Sigri Bakken Sperstad et al. PLoS One. .

Abstract

Background: Traditional biomarkers used to measure risk of myocardial infarction (MI) only explain a modest proportion of the incidence. Lipoprotein subfractions have the potential to improve risk prediction of MI.

Aim: We aimed to identify lipoprotein subfractions that were associated with imminent MI risk.

Methods: We identified apparently healthy participants with a predicted low 10-year risk of MI from The Trøndelag Health Survey 3 (HUNT3) that developed MI within 5 years after inclusion (cases, n = 50) and 100 matched controls. Lipoprotein subfractions were analyzed in serum by nuclear magnetic resonance spectroscopy at time of inclusion in HUNT3. Lipoprotein subfractions were compared between cases and controls in the full population (N = 150), and in subgroups of males (n = 90) and females (n = 60). In addition, a sub analysis was performed in participants that experienced MI within two years and their matched controls (n = 56).

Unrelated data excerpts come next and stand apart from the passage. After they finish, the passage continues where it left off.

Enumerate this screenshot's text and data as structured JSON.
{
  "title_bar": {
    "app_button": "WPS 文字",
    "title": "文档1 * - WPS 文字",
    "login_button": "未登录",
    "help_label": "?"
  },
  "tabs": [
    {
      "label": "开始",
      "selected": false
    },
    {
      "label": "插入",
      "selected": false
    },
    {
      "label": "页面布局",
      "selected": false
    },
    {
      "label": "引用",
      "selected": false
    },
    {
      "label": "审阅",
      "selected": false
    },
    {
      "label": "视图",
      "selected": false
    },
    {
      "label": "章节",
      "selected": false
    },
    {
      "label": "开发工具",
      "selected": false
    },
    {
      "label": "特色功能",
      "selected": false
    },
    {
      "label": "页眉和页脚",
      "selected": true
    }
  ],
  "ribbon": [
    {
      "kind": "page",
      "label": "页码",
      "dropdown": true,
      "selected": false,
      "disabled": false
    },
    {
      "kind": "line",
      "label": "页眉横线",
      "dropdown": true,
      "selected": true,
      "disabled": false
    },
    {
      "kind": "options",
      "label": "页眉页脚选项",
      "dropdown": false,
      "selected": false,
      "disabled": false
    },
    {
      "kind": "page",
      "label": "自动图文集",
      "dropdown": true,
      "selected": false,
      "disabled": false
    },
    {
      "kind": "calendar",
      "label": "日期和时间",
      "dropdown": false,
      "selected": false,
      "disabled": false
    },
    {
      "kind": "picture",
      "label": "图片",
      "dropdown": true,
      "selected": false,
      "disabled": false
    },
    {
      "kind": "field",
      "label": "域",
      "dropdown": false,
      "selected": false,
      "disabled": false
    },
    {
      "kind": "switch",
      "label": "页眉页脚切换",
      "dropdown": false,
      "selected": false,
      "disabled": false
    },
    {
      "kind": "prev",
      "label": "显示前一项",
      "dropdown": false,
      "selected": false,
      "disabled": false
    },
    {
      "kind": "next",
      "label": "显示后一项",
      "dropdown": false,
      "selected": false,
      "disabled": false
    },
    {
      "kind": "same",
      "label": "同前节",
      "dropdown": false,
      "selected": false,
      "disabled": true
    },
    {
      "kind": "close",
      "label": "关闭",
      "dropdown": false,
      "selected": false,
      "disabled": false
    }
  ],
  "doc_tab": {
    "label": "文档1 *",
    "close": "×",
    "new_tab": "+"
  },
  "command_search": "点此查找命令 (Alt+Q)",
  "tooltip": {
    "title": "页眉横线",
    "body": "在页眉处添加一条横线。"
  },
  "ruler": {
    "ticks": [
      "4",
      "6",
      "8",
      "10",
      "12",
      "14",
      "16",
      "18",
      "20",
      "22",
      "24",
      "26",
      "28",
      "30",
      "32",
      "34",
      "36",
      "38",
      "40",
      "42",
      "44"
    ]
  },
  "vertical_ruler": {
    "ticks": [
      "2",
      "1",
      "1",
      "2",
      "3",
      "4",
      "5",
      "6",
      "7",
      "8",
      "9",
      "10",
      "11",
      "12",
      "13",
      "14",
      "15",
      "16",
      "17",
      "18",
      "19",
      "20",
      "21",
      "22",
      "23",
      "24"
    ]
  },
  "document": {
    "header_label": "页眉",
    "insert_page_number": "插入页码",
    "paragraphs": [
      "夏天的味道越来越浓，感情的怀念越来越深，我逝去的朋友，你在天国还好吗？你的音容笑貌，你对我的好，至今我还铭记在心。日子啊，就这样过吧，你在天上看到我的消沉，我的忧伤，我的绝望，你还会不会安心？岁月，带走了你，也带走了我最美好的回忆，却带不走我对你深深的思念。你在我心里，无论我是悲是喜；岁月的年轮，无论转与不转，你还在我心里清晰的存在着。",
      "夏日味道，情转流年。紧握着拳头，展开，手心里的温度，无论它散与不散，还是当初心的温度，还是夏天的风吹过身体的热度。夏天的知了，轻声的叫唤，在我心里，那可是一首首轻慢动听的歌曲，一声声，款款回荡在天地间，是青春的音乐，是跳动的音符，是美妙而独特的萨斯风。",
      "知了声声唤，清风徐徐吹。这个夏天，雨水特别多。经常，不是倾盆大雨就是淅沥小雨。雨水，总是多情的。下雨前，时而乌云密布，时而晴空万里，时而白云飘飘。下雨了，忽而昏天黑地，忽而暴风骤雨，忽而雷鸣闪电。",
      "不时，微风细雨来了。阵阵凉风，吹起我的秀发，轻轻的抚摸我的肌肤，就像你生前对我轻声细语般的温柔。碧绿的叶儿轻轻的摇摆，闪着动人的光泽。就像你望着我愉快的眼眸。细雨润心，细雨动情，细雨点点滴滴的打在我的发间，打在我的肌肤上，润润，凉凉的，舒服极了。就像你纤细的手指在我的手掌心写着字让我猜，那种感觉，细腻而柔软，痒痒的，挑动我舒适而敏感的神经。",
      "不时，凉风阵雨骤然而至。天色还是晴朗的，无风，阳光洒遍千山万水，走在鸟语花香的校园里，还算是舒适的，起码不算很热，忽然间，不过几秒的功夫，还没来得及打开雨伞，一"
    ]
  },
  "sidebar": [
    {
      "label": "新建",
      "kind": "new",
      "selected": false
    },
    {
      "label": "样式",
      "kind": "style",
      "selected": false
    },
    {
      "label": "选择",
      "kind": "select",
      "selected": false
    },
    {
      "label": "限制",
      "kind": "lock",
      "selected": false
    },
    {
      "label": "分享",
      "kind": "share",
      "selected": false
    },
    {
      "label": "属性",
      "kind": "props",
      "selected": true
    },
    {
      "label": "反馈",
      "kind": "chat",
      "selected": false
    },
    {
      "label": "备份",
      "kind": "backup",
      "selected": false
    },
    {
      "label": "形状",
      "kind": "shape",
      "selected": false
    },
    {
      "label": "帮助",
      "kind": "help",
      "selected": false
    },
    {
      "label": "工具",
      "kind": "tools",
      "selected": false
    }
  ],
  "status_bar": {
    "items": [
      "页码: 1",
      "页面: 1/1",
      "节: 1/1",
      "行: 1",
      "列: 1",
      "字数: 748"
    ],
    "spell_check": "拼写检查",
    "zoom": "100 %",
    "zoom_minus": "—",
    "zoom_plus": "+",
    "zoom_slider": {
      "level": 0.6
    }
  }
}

Results: None of the lipoprotein subfractions were significantly associated with future MI when adjusting for multiple testing (p<0.002). At nominal significance level (p<0.05), the concentration of apolipoprotein A1 in the smallest high-density lipoprotein (HDL) subfractions was higher in cases compared to controls. Further, in sub analyses based on sex, male cases had lower lipid concentration within the large HDL subfractions and higher lipid concentration within the small HDL subfractions compared to male controls (p<0.05). No differences were found in lipoprotein subfractions between female cases and controls. In sub analysis of individuals suffering from MI within two years, triglycerides in low-density lipoprotein were higher among cases (p<0.05).

Conclusion: None of the investigated lipoprotein subfractions were associated with future MI after adjustment for multiple testing. However, our findings suggests that HDL subfractions may be of interest in relation to risk prediction for MI, especially in males. This need to be further investigated in future studies.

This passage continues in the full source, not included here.